In talking about access to care and a shortage of psychiatrists, because psychiatrists are in such demand, many psychiatrists have chosen to opt out of participating with health insurance. I've written about that Here. Part of the access problem lies with the fact that insurance companies either restrict patients to seeing in-network psychiatrists, or reimburse less if patients go out of network. At the same time, insurance companies will list psychiatrists as being in their network when they are not, creating the false impression that the network has plenty of providers: see this Wall Street Journal Article. So what about increasing the number of available psychiatrists by requiring insurance companies to reimburse the same for both in-network and out-of-network treatment when access to care becomes difficult? If a family is told that the next in-network appointment is 6 weeks away, but an out-of-network doctor can see them the next day, should the insurance company really be permitted to save money and reimburse less? And should insurance companies be permitted to have "Usual and Customary" rates that are far below the community standard? And perhaps if Medicaid and Medicare would reimburse for out-of-network services (they don't), the number of treatment options might open up.
Finally, you talked a lot about the standard of "imminent danger" as being too high standard for hospitalization. That's all well and good, and I agree with you that we shouldn't be waiting for metastatic disease (as your comparison mentioned) to begin care, on an inpatient unit if needed. But it's not just about that standard of care for forcing treatment, it's about what insurance will reimburse for. Have you ever tried to admit a patient to a hospital? Insurance companies generally will not authorize treatment for psychosis alone. The only level of illness that they will authorize inpatient care for is the same level that one needs for involuntary commitment: imminent dangerousness. So you can drop the level of illness it takes to get a patient admitted -- and I presume you mean by allowing for involuntary treatment -- but does it matter if the law changes to a "need for treatment" standard if insurance companies don't agree that the patient needs treatment? I asked a woman the other day why she didn't sign herself in voluntarily after a serious suicide attempt -- she was being transferred from an ICU and was distraught that she was being 5150'd (California lingo). She told me the doctor said the insurance company wouldn't pay for the admission if she wasn't committed, otherwise she would have signed herself in. One ER psychiatrist I know was asked by the insurance company if the patient's gun was loaded. Does that matter? If the Navy Yard shooter had been brought to the hospital by the police, as he should have been, they may well have let him go if it was believed that insurance wouldn't pay for an inpatient stay. And while severely mentally ill people may have higher rates of violence, studies have shown that treatment deceases violence.

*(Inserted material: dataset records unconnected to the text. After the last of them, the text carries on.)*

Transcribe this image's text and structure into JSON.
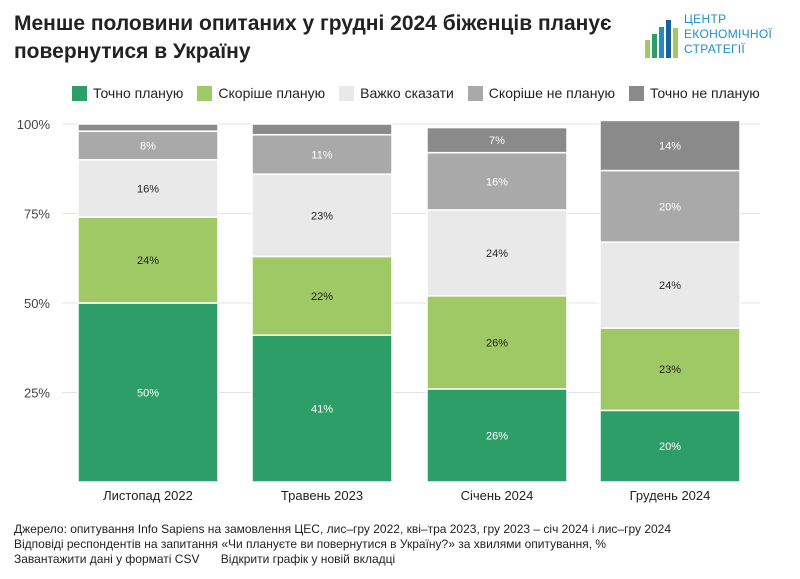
{
  "header": {
    "title": "Менше половини опитаних у грудні 2024 біженців планує повернутися в Україну"
  },
  "logo": {
    "lines": [
      "ЦЕНТР",
      "ЕКОНОМІЧНОЇ",
      "СТРАТЕГІЇ"
    ]
  },
  "footer": {
    "source": "Джерело: опитування Info Sapiens на замовлення ЦЕС, лис–гру 2022, кві–тра 2023, гру 2023 – січ 2024 і лис–гру 2024",
    "note": "Відповіді респондентів на запитання «Чи плануєте ви повернутися в Україну?» за хвилями опитування, %",
    "link_csv": "Завантажити дані у форматі CSV",
    "link_open": "Відкрити графік у новій вкладці"
  },
  "chart_data": {
    "type": "bar",
    "stacked": true,
    "categories": [
      "Листопад 2022",
      "Травень 2023",
      "Січень 2024",
      "Грудень 2024"
    ],
    "series": [
      {
        "name": "Точно планую",
        "color": "#2e9e68",
        "values": [
          50,
          41,
          26,
          20
        ],
        "labels": [
          "50%",
          "41%",
          "26%",
          "20%"
        ]
      },
      {
        "name": "Скоріше планую",
        "color": "#9fc964",
        "values": [
          24,
          22,
          26,
          23
        ],
        "labels": [
          "24%",
          "22%",
          "26%",
          "23%"
        ]
      },
      {
        "name": "Важко сказати",
        "color": "#e9e9e9",
        "values": [
          16,
          23,
          24,
          24
        ],
        "labels": [
          "16%",
          "23%",
          "24%",
          "24%"
        ]
      },
      {
        "name": "Скоріше не планую",
        "color": "#a9a9a9",
        "values": [
          8,
          11,
          16,
          20
        ],
        "labels": [
          "8%",
          "11%",
          "16%",
          "20%"
        ]
      },
      {
        "name": "Точно не планую",
        "color": "#8a8a8a",
        "values": [
          2,
          3,
          7,
          14
        ],
        "labels": [
          "",
          "",
          "7%",
          "14%"
        ]
      }
    ],
    "yticks": [
      25,
      50,
      75,
      100
    ],
    "ytick_labels": [
      "25%",
      "50%",
      "75%",
      "100%"
    ],
    "ylim": [
      0,
      100
    ],
    "grid": true,
    "legend": "top"
  }
}
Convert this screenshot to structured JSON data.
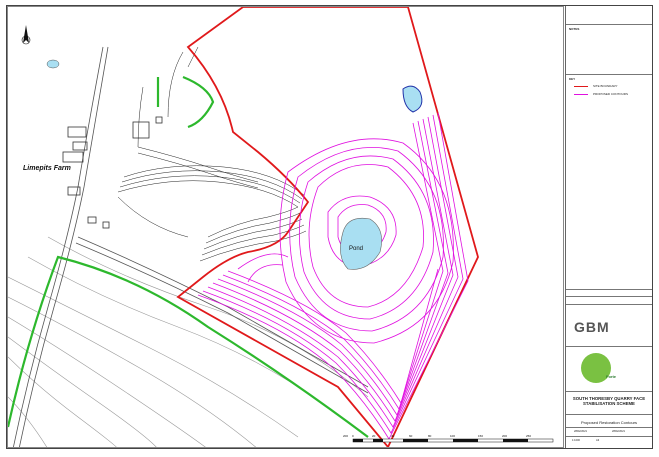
{
  "map": {
    "labels": {
      "farm": "Limepits Farm",
      "pond": "Pond"
    },
    "north_arrow_icon": "north-arrow-icon",
    "scale_bar": {
      "ticks": [
        "200",
        "0",
        "20",
        "40",
        "60",
        "80",
        "100",
        "150",
        "200",
        "250"
      ]
    },
    "colors": {
      "site_boundary": "#e0191b",
      "proposed_contours": "#e010e0",
      "green_boundary": "#2db82d",
      "water": "#a9dff2"
    }
  },
  "titleblock": {
    "notes_heading": "NOTES",
    "key_heading": "KEY",
    "legend": [
      {
        "label": "SITE BOUNDARY",
        "color": "#e0191b"
      },
      {
        "label": "PROPOSED CONTOURS",
        "color": "#e010e0"
      }
    ],
    "company_logo": "GBM",
    "client_logo_text": "Forte",
    "project": "SOUTH THORESBY QUARRY FACE STABILISATION SCHEME",
    "drawing_title": "Proposed Restoration Contours",
    "dates": [
      "28/02/2021",
      "28/02/2021"
    ],
    "scale": "1:1000",
    "sheet": "A3"
  }
}
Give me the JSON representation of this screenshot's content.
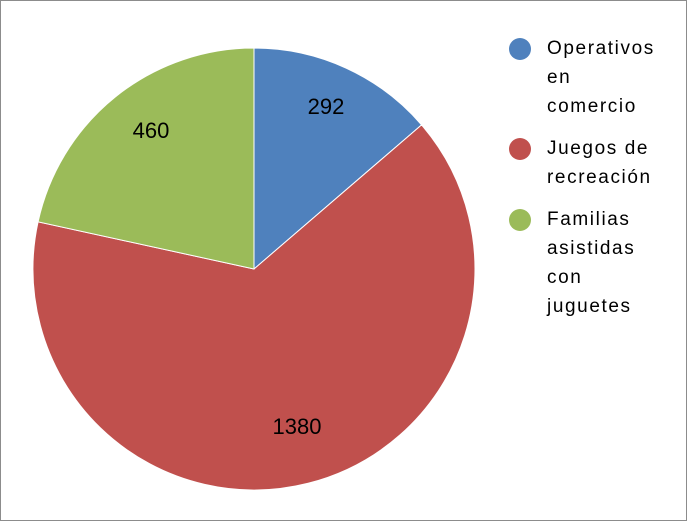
{
  "chart_data": {
    "type": "pie",
    "title": "",
    "categories": [
      "Operativos en comercio",
      "Juegos de recreación",
      "Familias asistidas con juguetes"
    ],
    "values": [
      292,
      1380,
      460
    ],
    "colors": [
      "#4F81BD",
      "#C0504D",
      "#9BBB59"
    ],
    "data_labels": [
      "292",
      "1380",
      "460"
    ],
    "start_angle": "12 o'clock",
    "direction": "clockwise",
    "legend_position": "right"
  },
  "legend": {
    "items": [
      {
        "label": "Operativos en comercio",
        "color": "#4F81BD"
      },
      {
        "label": "Juegos de recreación",
        "color": "#C0504D"
      },
      {
        "label": "Familias asistidas con juguetes",
        "color": "#9BBB59"
      }
    ]
  }
}
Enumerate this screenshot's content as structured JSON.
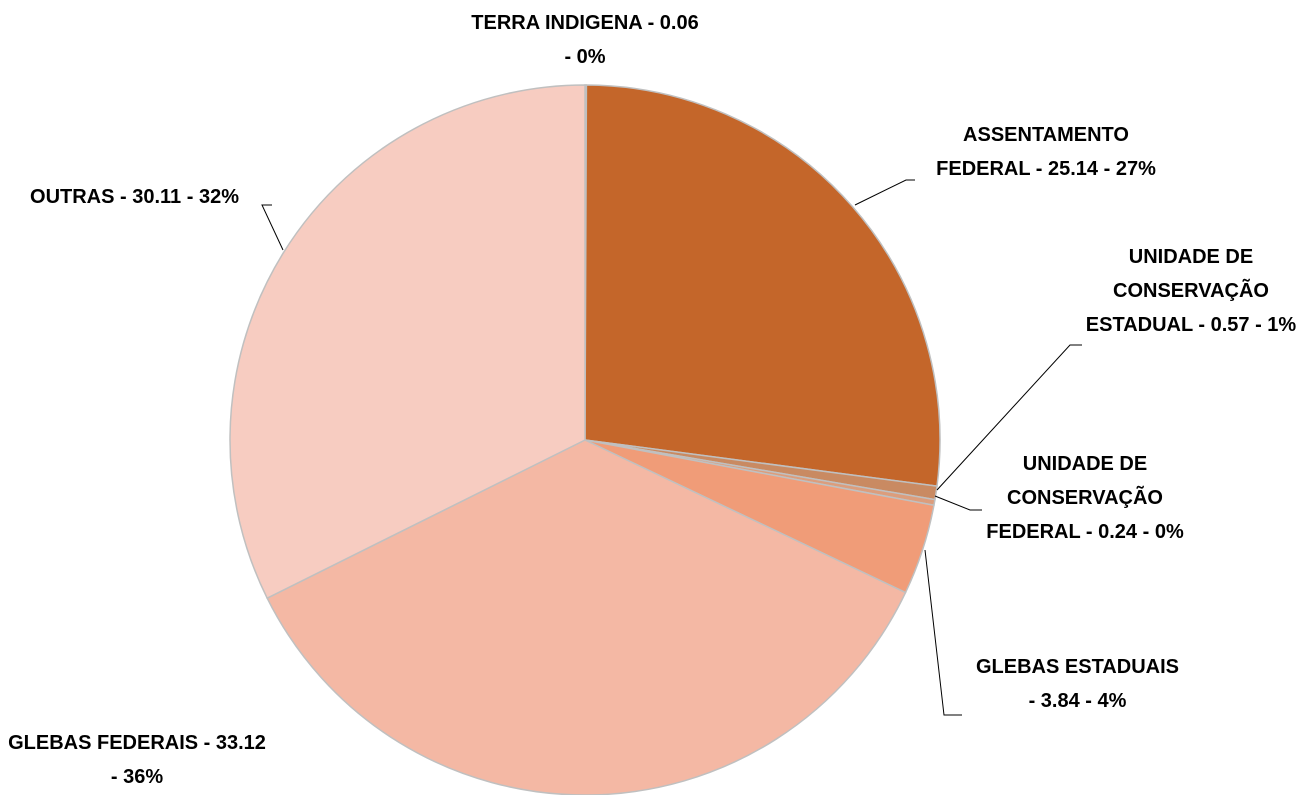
{
  "chart_data": {
    "type": "pie",
    "labels": [
      "TERRA INDIGENA - 0.06 - 0%",
      "ASSENTAMENTO FEDERAL - 25.14 - 27%",
      "UNIDADE DE CONSERVAÇÃO ESTADUAL - 0.57 - 1%",
      "UNIDADE DE CONSERVAÇÃO FEDERAL - 0.24 - 0%",
      "GLEBAS ESTADUAIS - 3.84 - 4%",
      "GLEBAS FEDERAIS - 33.12 - 36%",
      "OUTRAS - 30.11 - 32%"
    ],
    "values": [
      0.06,
      25.14,
      0.57,
      0.24,
      3.84,
      33.12,
      30.11
    ],
    "colors": [
      "#c97a4c",
      "#c4662a",
      "#c98a62",
      "#dc9d7c",
      "#f09c78",
      "#f4b8a4",
      "#f7ccc1"
    ]
  }
}
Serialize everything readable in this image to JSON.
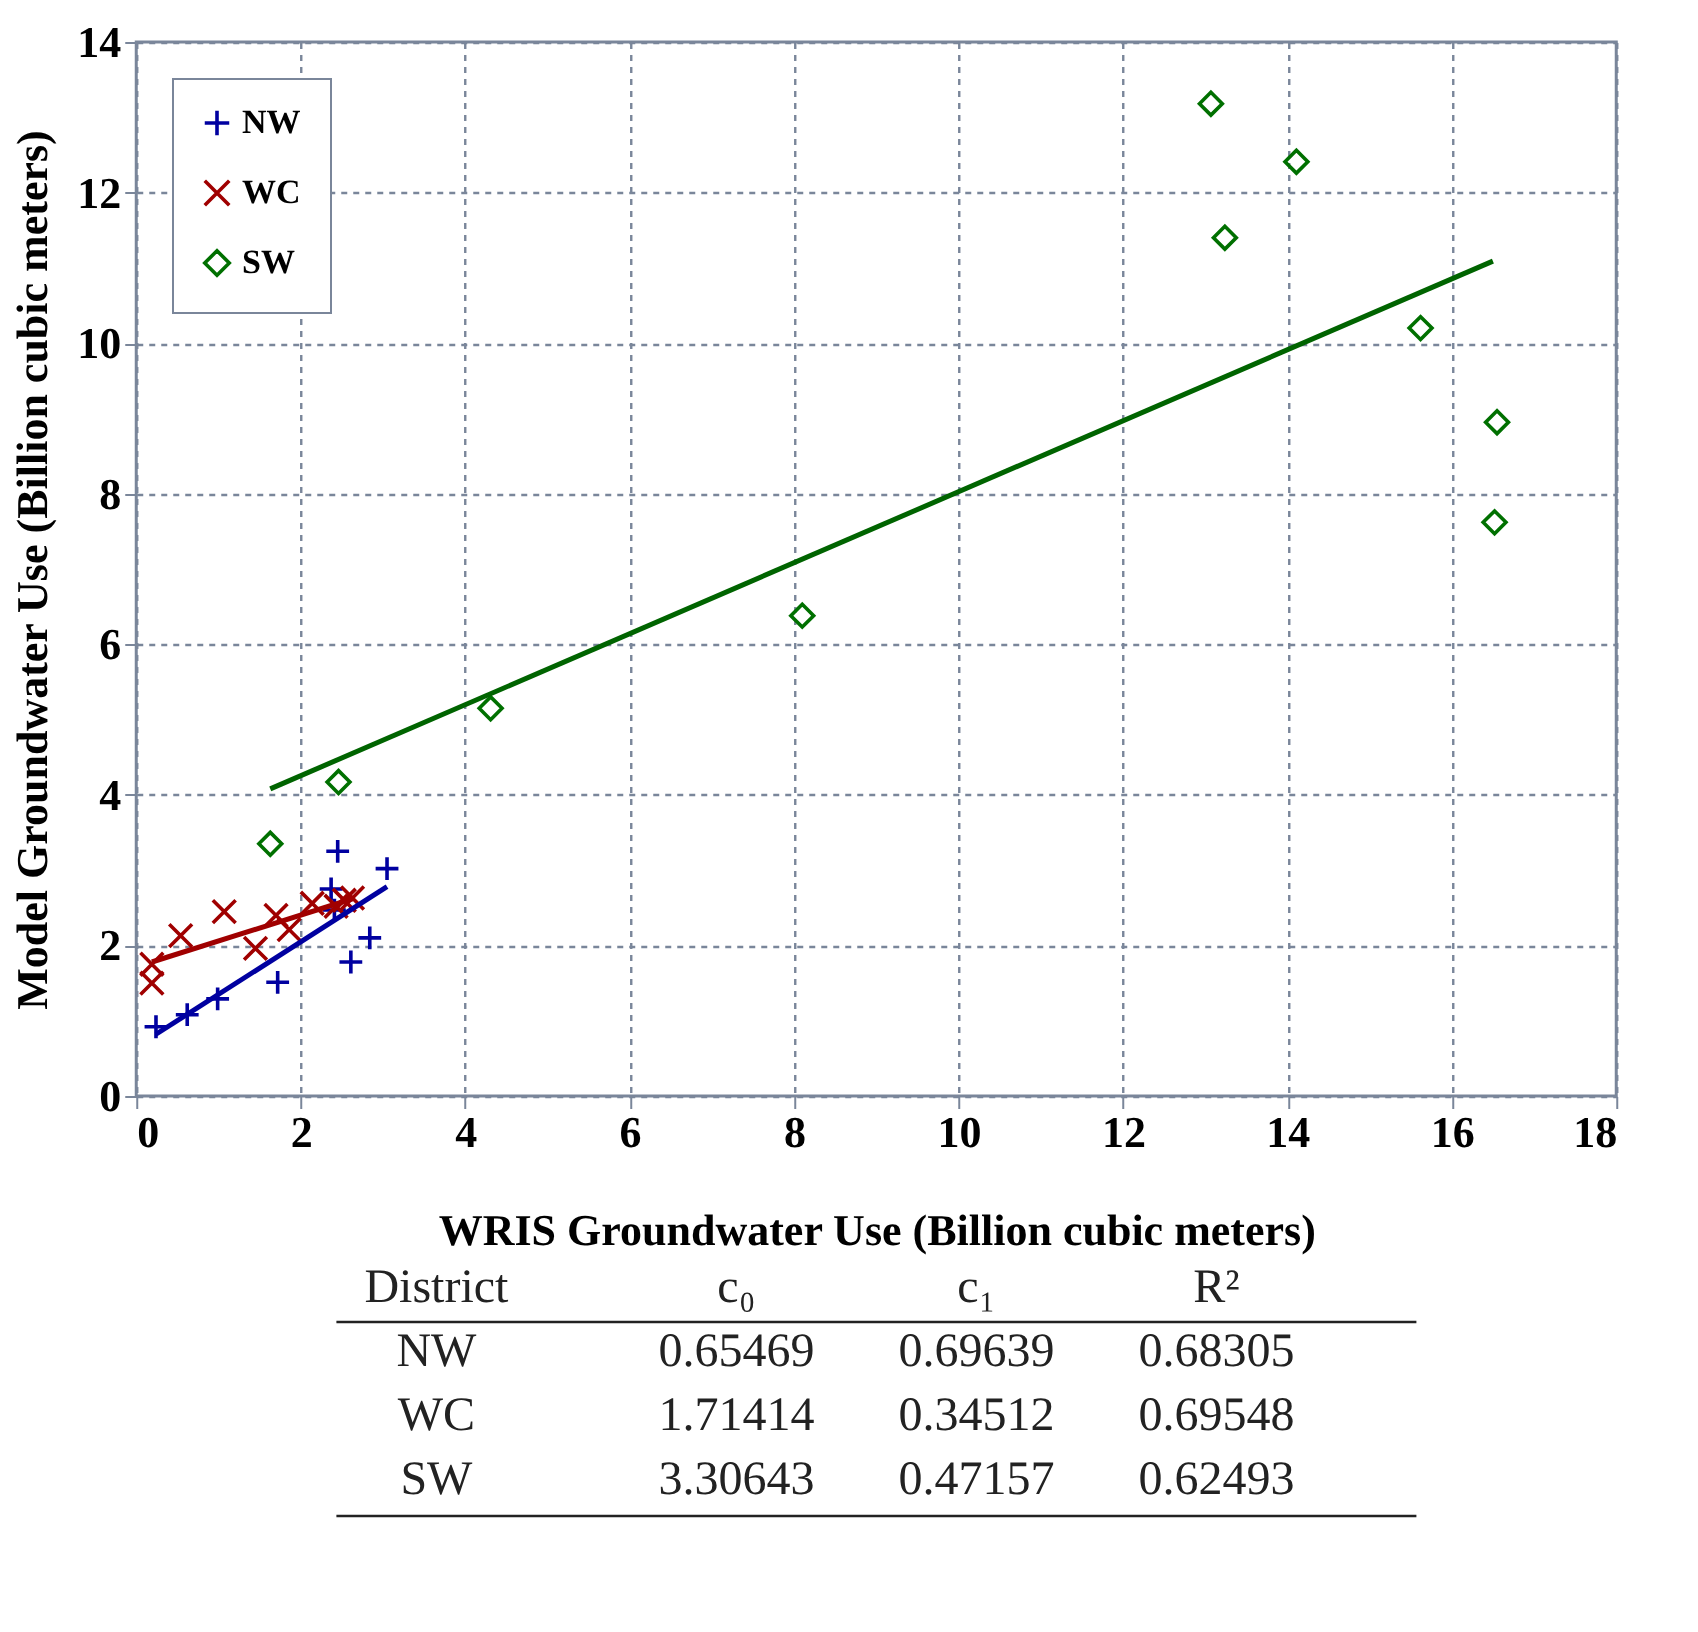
{
  "chart_data": {
    "type": "scatter",
    "xlabel": "WRIS Groundwater Use (Billion cubic meters)",
    "ylabel": "Model Groundwater Use (Billion cubic meters)",
    "xlim": [
      0,
      18
    ],
    "xticks": [
      0,
      2,
      4,
      6,
      8,
      10,
      12,
      14,
      16,
      18
    ],
    "ylim": [
      0,
      14
    ],
    "yticks": [
      0,
      2,
      4,
      6,
      8,
      10,
      12,
      14
    ],
    "grid": true,
    "legend": "top left",
    "series": [
      {
        "name": "NW",
        "color": "#0000a0",
        "marker": "cross",
        "x": [
          0.24,
          0.62,
          0.99,
          1.72,
          2.45,
          2.37,
          2.41,
          3.05,
          2.84,
          2.61
        ],
        "values": [
          0.92,
          1.08,
          1.29,
          1.51,
          3.25,
          2.75,
          2.47,
          3.02,
          2.1,
          1.78
        ]
      },
      {
        "name": "WC",
        "color": "#a00000",
        "marker": "x",
        "x": [
          0.19,
          0.19,
          0.54,
          1.07,
          1.7,
          1.45,
          1.86,
          2.14,
          2.53,
          2.63,
          2.43
        ],
        "values": [
          1.5,
          1.75,
          2.13,
          2.45,
          2.4,
          1.96,
          2.21,
          2.56,
          2.6,
          2.63,
          2.52
        ]
      },
      {
        "name": "SW",
        "color": "#007000",
        "marker": "diamond",
        "x": [
          1.63,
          2.46,
          4.31,
          8.1,
          13.07,
          13.24,
          14.11,
          15.62,
          16.55,
          16.52
        ],
        "values": [
          3.35,
          4.17,
          5.15,
          6.38,
          13.18,
          11.4,
          12.41,
          10.2,
          8.95,
          7.62
        ]
      },
      {
        "type": "line",
        "color": "#0000a0",
        "x": [
          0.24,
          3.05
        ],
        "values": [
          0.82,
          2.78
        ]
      },
      {
        "type": "line",
        "color": "#a00000",
        "x": [
          0.19,
          2.63
        ],
        "values": [
          1.78,
          2.62
        ]
      },
      {
        "type": "line",
        "color": "#006400",
        "x": [
          1.63,
          16.5
        ],
        "values": [
          4.08,
          11.09
        ]
      }
    ],
    "annotations": [
      "District",
      "c₀",
      "c₁",
      "R²",
      "NW",
      "0.65469",
      "0.69639",
      "0.68305",
      "WC",
      "1.71414",
      "0.34512",
      "0.69548",
      "SW",
      "3.30643",
      "0.47157",
      "0.62493"
    ]
  }
}
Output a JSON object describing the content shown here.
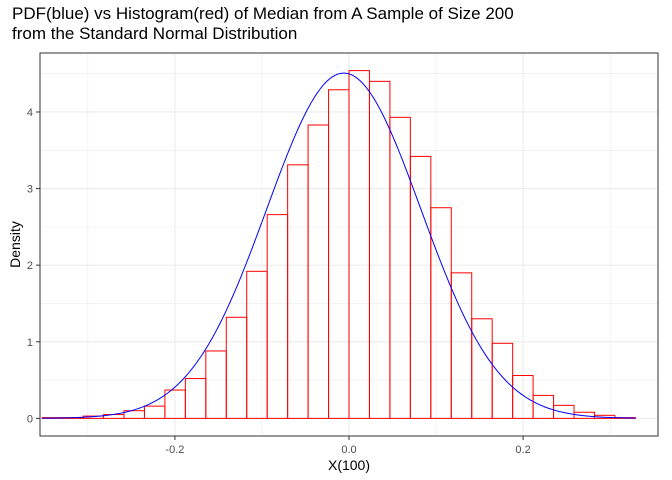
{
  "chart_data": {
    "type": "bar",
    "title": [
      "PDF(blue) vs Histogram(red) of Median from A Sample of Size 200",
      "from the Standard Normal Distribution"
    ],
    "xlabel": "X(100)",
    "ylabel": "Density",
    "xlim": [
      -0.355,
      0.355
    ],
    "ylim": [
      -0.23,
      4.77
    ],
    "x_ticks": [
      -0.2,
      0.0,
      0.2
    ],
    "x_tick_labels": [
      "-0.2",
      "0.0",
      "0.2"
    ],
    "y_ticks": [
      0,
      1,
      2,
      3,
      4
    ],
    "y_tick_labels": [
      "0",
      "1",
      "2",
      "3",
      "4"
    ],
    "grid": true,
    "bin_width": 0.0235,
    "bins": [
      {
        "x0": -0.3525,
        "density": 0.01
      },
      {
        "x0": -0.329,
        "density": 0.01
      },
      {
        "x0": -0.3055,
        "density": 0.03
      },
      {
        "x0": -0.282,
        "density": 0.05
      },
      {
        "x0": -0.2585,
        "density": 0.1
      },
      {
        "x0": -0.235,
        "density": 0.16
      },
      {
        "x0": -0.2115,
        "density": 0.37
      },
      {
        "x0": -0.188,
        "density": 0.52
      },
      {
        "x0": -0.1645,
        "density": 0.88
      },
      {
        "x0": -0.141,
        "density": 1.32
      },
      {
        "x0": -0.1175,
        "density": 1.92
      },
      {
        "x0": -0.094,
        "density": 2.66
      },
      {
        "x0": -0.0705,
        "density": 3.31
      },
      {
        "x0": -0.047,
        "density": 3.83
      },
      {
        "x0": -0.0235,
        "density": 4.29
      },
      {
        "x0": 0.0,
        "density": 4.54
      },
      {
        "x0": 0.0235,
        "density": 4.4
      },
      {
        "x0": 0.047,
        "density": 3.93
      },
      {
        "x0": 0.0705,
        "density": 3.42
      },
      {
        "x0": 0.094,
        "density": 2.75
      },
      {
        "x0": 0.1175,
        "density": 1.9
      },
      {
        "x0": 0.141,
        "density": 1.3
      },
      {
        "x0": 0.1645,
        "density": 0.98
      },
      {
        "x0": 0.188,
        "density": 0.56
      },
      {
        "x0": 0.2115,
        "density": 0.3
      },
      {
        "x0": 0.235,
        "density": 0.17
      },
      {
        "x0": 0.2585,
        "density": 0.08
      },
      {
        "x0": 0.282,
        "density": 0.04
      },
      {
        "x0": 0.3055,
        "density": 0.01
      }
    ],
    "pdf": {
      "distribution": "normal",
      "mean": -0.006,
      "sd": 0.0885,
      "peak_density": 4.51
    },
    "colors": {
      "histogram": "#ff0000",
      "pdf": "#0000ff",
      "grid": "#ebebeb",
      "panel_border": "#333333"
    }
  }
}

In fact, patients who are seen weekly after a hospitalization are half as likely to be violent as the general population -- voluntary treatment makes a big difference. But getting that level of care for our patients in the public mental health system only happens with the few who get put with Assertive Community Treatment teams.
One thing is clear, before we start forcing care, let's make sure there is even care to be had, and that those who want it, or can be encouraged to get it, have a means to do so.